Negus, Ken

Negus, Ken

(religion, spiritualism, and occult)

Ken Negus was born on December 23, 1927, in Council Bluffs, Iowa. He attended the local public schools there, then attended Princeton University, from which he received his B.A., M.A., and Ph. D. degrees. He served in the U.S. Army (interrupting his undergraduate years) from 1946 to 1950, mostly in the Signal Corps and in the Army of Occupation in Germany and Austria. In 1954 he received a Fulbright grant for one year of study in Germany, where he attended Tuebingen University and did research for his Ph. D. dissertation. He then served in the German departments of Northwestern, Harvard, Princeton, and Rutgers. From time to time at Rutgers, he served temporarily as department chairman and graduate director of German, but he was mainly a teacher and researcher in German literature of the seventeenth through the nineteenth centuries. His main publications are E. T. A. Hoffmann’s Other World (1965) and Grimmelshausen (1972); as well as numerous articles and book reviews on German literature. He retired from Rutgers in 1986 as full professor. Since the beginning of his career as a teacher of literature, he has been translating German poetry into English, and writing his own in both languages. He has self-published several small volumes of poetry, much of which is astrological.

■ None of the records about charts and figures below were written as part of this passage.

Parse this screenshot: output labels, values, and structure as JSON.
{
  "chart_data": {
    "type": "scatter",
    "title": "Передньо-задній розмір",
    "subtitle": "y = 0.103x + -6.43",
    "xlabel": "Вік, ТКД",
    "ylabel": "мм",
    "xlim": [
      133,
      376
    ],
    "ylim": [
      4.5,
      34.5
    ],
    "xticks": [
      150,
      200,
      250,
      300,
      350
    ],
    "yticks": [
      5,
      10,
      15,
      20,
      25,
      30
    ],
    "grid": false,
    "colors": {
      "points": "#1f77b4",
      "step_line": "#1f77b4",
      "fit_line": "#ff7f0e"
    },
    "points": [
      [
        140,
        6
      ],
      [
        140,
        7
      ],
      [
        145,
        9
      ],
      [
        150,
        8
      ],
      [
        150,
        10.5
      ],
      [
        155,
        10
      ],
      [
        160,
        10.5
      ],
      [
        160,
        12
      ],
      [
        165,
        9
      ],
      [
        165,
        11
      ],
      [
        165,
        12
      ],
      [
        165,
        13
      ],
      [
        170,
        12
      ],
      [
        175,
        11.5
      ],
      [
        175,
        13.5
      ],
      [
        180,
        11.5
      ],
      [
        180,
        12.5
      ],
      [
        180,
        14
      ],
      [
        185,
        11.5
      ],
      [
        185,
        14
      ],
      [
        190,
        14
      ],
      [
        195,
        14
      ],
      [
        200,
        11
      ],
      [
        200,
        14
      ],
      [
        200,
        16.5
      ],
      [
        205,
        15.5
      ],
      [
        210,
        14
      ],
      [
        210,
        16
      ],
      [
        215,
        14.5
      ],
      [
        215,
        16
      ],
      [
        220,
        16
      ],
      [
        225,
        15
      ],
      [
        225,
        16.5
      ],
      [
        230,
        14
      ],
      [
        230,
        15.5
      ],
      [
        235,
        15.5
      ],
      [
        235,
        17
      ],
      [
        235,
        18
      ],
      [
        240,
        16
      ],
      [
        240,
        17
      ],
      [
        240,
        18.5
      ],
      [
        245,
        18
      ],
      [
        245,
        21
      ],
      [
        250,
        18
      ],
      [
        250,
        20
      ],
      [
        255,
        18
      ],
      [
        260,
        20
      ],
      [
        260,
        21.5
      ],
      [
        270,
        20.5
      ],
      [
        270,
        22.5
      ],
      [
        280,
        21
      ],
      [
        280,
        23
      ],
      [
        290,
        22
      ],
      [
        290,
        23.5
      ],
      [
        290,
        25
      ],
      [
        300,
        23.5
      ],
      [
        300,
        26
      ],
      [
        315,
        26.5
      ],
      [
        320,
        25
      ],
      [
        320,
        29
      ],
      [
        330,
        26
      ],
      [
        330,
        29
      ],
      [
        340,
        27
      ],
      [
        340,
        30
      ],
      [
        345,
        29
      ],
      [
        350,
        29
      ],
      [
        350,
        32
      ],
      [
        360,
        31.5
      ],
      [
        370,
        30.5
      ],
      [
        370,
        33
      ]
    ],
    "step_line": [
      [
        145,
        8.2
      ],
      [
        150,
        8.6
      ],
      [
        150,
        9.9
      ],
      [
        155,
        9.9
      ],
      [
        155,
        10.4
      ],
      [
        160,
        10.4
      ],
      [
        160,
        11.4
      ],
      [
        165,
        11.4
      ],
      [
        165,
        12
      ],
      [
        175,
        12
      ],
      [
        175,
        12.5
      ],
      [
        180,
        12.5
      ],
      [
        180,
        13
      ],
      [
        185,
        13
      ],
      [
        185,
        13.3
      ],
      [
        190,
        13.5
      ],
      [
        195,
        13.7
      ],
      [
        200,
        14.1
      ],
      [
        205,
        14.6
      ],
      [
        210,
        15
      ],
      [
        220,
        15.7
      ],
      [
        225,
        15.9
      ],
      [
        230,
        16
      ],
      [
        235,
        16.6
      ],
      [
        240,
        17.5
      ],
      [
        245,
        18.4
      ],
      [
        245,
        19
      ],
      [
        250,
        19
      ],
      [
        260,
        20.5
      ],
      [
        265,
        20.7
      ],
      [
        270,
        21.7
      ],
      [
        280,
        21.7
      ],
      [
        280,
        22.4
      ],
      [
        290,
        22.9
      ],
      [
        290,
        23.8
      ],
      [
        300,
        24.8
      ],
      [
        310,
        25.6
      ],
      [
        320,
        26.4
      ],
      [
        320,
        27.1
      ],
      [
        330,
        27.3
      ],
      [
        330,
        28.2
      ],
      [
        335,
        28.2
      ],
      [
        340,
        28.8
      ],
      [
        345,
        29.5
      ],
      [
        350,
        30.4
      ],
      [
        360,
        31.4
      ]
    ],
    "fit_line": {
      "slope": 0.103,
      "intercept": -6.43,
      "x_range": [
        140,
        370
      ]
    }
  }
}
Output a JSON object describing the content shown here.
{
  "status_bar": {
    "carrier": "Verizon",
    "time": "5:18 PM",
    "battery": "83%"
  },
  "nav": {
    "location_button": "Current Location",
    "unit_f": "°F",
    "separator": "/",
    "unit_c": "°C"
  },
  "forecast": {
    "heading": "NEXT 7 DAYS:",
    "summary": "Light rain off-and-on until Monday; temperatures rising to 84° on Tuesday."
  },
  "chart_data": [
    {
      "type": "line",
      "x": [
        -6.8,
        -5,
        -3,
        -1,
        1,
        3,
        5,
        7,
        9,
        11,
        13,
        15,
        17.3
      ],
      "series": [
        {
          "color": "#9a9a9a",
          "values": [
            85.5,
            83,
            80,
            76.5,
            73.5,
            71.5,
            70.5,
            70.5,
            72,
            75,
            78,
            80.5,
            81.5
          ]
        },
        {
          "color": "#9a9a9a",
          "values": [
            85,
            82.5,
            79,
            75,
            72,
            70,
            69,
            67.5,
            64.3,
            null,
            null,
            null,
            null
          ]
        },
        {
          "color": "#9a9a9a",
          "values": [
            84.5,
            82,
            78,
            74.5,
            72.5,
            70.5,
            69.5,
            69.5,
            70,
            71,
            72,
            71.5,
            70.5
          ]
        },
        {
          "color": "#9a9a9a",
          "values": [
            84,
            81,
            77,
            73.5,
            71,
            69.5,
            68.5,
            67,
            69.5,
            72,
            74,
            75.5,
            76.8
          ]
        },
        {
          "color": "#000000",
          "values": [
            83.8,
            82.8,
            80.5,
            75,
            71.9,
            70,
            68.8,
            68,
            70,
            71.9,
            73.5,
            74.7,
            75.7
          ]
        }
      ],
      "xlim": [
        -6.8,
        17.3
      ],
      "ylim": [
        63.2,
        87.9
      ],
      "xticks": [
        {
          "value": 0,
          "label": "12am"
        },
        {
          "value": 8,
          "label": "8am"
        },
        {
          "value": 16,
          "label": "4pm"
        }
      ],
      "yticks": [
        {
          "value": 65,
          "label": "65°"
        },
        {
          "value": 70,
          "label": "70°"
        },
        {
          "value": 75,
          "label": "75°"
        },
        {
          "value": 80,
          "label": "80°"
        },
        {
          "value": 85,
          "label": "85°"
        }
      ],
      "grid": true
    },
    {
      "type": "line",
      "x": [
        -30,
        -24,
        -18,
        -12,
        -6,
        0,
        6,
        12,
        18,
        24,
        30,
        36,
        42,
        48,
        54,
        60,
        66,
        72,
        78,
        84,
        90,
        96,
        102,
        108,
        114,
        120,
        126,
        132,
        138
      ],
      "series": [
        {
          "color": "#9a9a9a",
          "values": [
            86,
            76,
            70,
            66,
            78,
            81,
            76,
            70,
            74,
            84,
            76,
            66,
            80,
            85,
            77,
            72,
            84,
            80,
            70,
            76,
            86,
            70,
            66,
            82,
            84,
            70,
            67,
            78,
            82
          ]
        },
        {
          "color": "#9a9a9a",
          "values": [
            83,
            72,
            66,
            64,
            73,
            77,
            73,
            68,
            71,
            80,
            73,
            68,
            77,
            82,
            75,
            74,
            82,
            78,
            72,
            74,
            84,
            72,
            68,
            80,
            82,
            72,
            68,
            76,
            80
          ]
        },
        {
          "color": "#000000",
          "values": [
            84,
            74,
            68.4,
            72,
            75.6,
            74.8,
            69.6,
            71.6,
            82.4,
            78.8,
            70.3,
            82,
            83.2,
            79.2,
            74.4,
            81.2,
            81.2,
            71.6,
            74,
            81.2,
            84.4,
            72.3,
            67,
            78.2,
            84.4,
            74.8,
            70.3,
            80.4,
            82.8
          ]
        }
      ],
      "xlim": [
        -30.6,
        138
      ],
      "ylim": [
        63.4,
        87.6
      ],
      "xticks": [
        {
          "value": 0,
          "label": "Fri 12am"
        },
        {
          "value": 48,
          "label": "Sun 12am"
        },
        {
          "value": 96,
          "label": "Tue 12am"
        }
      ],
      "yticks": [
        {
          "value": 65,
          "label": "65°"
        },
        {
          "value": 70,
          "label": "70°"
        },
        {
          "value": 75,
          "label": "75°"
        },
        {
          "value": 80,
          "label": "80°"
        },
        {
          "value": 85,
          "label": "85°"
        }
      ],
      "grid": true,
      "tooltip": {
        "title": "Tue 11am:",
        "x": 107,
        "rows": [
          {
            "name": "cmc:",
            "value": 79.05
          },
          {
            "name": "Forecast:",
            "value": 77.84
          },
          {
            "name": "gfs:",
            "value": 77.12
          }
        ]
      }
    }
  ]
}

During the sixties, Negus became interested in astrology, as a result of his research on Grimmelshausen, a seventeenth-century German novelist who was also an astrologer and incorporated much astrological symbolism into his writings. Eventually this sideline of astrology became a major interest in itself. In 1972 he helped to found the Astrological Society of Princeton, NJ, Inc., which at times has grown to a membership of over 100. It is one of the most active astrological organizations in the area, with regular meetings, a faculty that teaches on all levels, a referral service for consulting astrologers, a lending library for members, and a journal. Meanwhile Negus has been practicing astrology extensively, writing about it, delivering lectures on it, and filling various offices in several other astrological organizations. Since his retirement from his university career, astrology has become his main activity.

His publications include writings on astrology and literature, harmonics, Chiron, astrology at the university, the validation of astrology, Johannes Kepler, the Cyclic Index, five volumes of his own astrological and esoteric poetry, and numerous translations of poetry and astrological texts. He maintains a regular practice as an astrologer, specializing in rectification; and as a teacher in the faculty of the Astrological Society of Princeton, NJ. He and his wife, Joan, were married in 1952, and remained so until her death in 1997. They have three children and seven grandchildren.